Cardiovascular Disease, Influenza, and COVID-19
Seasonal influenza (A and B) and COVID-19 have both been linked to cardiovascular complications in otherwise healthy people without preexisting conditions; they pose even greater risks for complications and mortality in people with preexisting cardiovascular disease.1 Although vaccination can mitigate further cardiovascular risk from influenza,2 the same remains to be shown for COVID-19.

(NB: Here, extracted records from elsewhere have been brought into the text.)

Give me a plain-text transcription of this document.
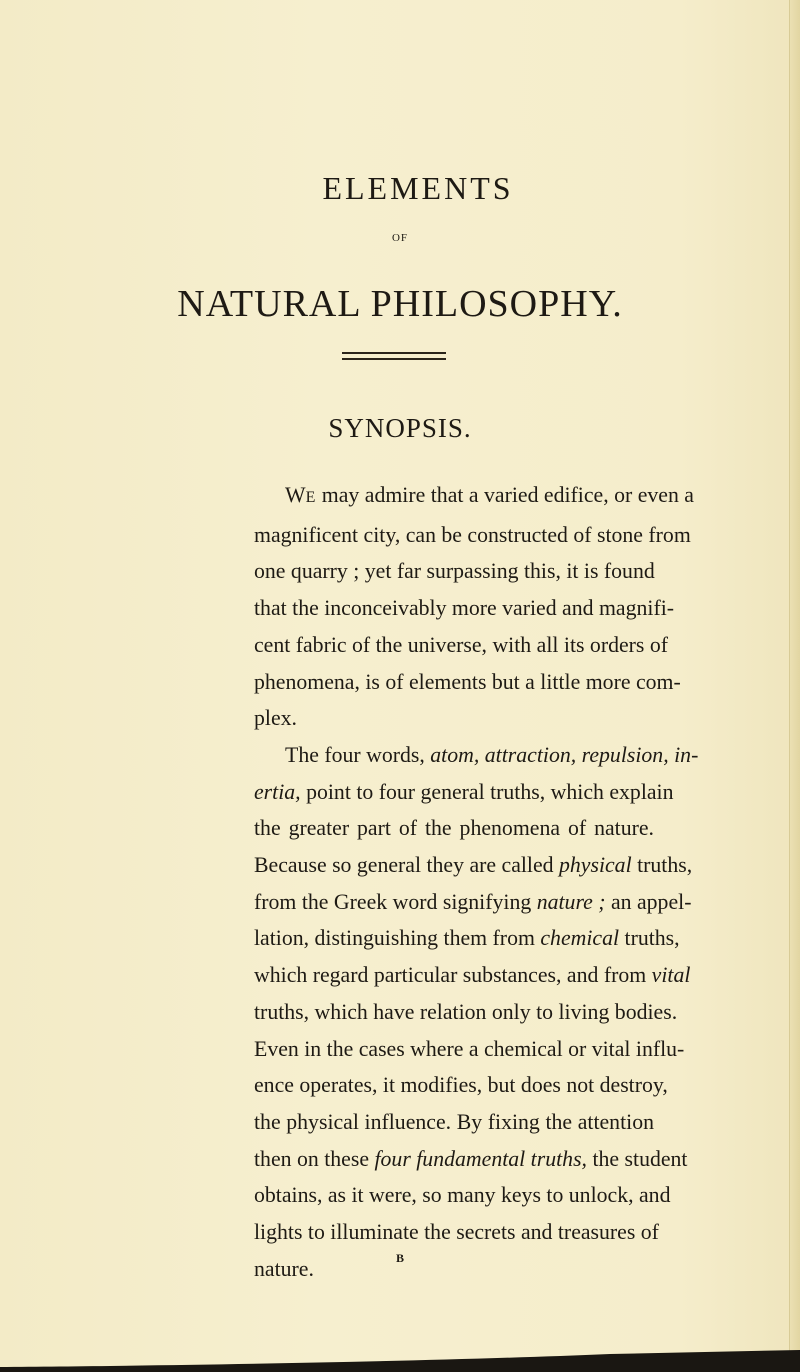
ELEMENTS
OF
NATURAL PHILOSOPHY.
SYNOPSIS.
WE may admire that a varied edifice, or even a
magnificent city, can be constructed of stone from
one quarry ; yet far surpassing this, it is found
that the inconceivably more varied and magnifi-
cent fabric of the universe, with all its orders of
phenomena, is of elements but a little more com-
plex.
The four words, atom, attraction, repulsion, in-
ertia, point to four general truths, which explain
the greater part of the phenomena of nature.
Because so general they are called physical truths,
from the Greek word signifying nature ; an appel-
lation, distinguishing them from chemical truths,
which regard particular substances, and from vital
truths, which have relation only to living bodies.
Even in the cases where a chemical or vital influ-
ence operates, it modifies, but does not destroy,
the physical influence. By fixing the attention
then on these four fundamental truths, the student
obtains, as it were, so many keys to unlock, and
lights to illuminate the secrets and treasures of
nature.	B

This article will discuss associations of cardiovascular disease risk and outcomes with seasonal influenza, as well as emerging information on associations with COVID-19. Laboratory testing is important for recognizing potential cardiovascular effects of these illnesses.
Influenza and COVID-19
Human influenza can be due to influenza virus types A and B, which target the upper respiratory tract and cause inflammation.3 The interferon response and immune reaction to the viral infection are responsible for the viral syndrome.3
COVID-19 is caused by the severe acute respiratory syndrome coronavirus-2 (SARS-CoV-2), a single-stranded enveloped RNA virus.4,5 SARS-CoV-2 binds to the angiotensin-converting enzyme 2 (ACE2) receptor and uses it to enter into the host cell.4,5 ACE2 is highly expressed in the lungs (alveolar cells), heart, intestinal epithelium, vascular endothelium, and kidneys.4,5
A comparison of the 2 infections is presented in the Sidebar. Although data are accumulating, not much is known about COVID-19 and influenza coinfection.10 The primary method of diagnosis for both infections is testing for the presence of viral RNA (ie, nucleic acid amplification test/polymerase chain reaction [NAAT/PCR]).3,7
Respiratory Tract Infections and Cardiovascular Disease
Influenza and other viral respiratory illnesses have been linked to increased risk of cardiovascular events, including acute myocardial infarction and stroke (reviewed in Berhrouzi et al11). People with influenza and preexisting cardiovascular disease are at increased risk of serious complications, such as viral pneumonia, secondary bacterial pneumonia, hemorrhagic bronchitis, and death.3 These complications can develop as soon as 2 days after symptoms appear.3
Preexisting cardiovascular and other conditions can also markedly increase the risks for hospitalization and death in patients with COVID-19 (see Sidebar). Of patients with COVID-19 who died early in the pandemic, 40% had hypertension, 20% had diabetes, and 22% had preexisting cardiovascular disease.10 Cardiovascular disease was associated with the highest case fatality rate: 10.5%, compared with 6.0% for hypertension and 7.3% for diabetes.11
Any person who becomes infected with COVID-19, regardless of medical history, is at increased risk for arrhythmia, myocarditis, acute coronary syndrome, venous thromboembolism, cardiogenic shock, and heart failure.7 Children with current or recent COVID-19 may be at risk of Multisystem Inflammatory Syndrome in Children (MIS-C), which includes fever, gastrointestinal and cutaneous manifestations, and, in severe cases, hypotension and shock. Children with MIS-C may also have laboratory evidence of heart damage (eg, troponin; B-type natriuretic peptide [BNP] or proBNP), myocarditis, cardiac dysfunction, and acute kidney injury.14
Influenza- and COVID-19-Related Coagulopathy
In severe influenza infections, an expansive immune response can result in dysfunction of the coagulation system manifesting as vascular leakage, disseminated intravascular coagulation (DIC), and microemboli in the lungs.15 Coagulopathy is believed to be related to the overproduction of proinflammatory cytokines and overactivation of immune cells during the infection.15
In COVID-19, the high prevalence of blood clots, stroke, cardiac damage, and organ failure may be caused by viral infection of blood vessels.16 Microvascular thrombosis may be involved in hypoxemic respiratory failure in some patients with COVID-19, and DIC is not uncommon in patients with severe infections.17
For patients with influenza or COVID-19 and suspected coagulopathy, laboratory testing, including measuring D-dimer levels and fibrin degradation, may be appropriate.18
Vaccination
For seasonal influenza, vaccination has been shown to reduce adverse cardiovascular and respiratory outcomes. In a 2013 meta-analysis, the risk of composite cardiovascular events was much lower for people who had been vaccinated (2.9% risk) than for those who had not (4.7% risk).19 A 2020 literature review and analysis showed similar results: the relative risks for persons who were vaccinated for influenza, compared to those who were not, were 0.74 for cardiovascular diseases, 0.82 for respiratory diseases, and 0.57 for all-cause mortality.2 Because COVID-19 vaccines have only recently become available, their effects on cardiovascular outcomes are not yet known.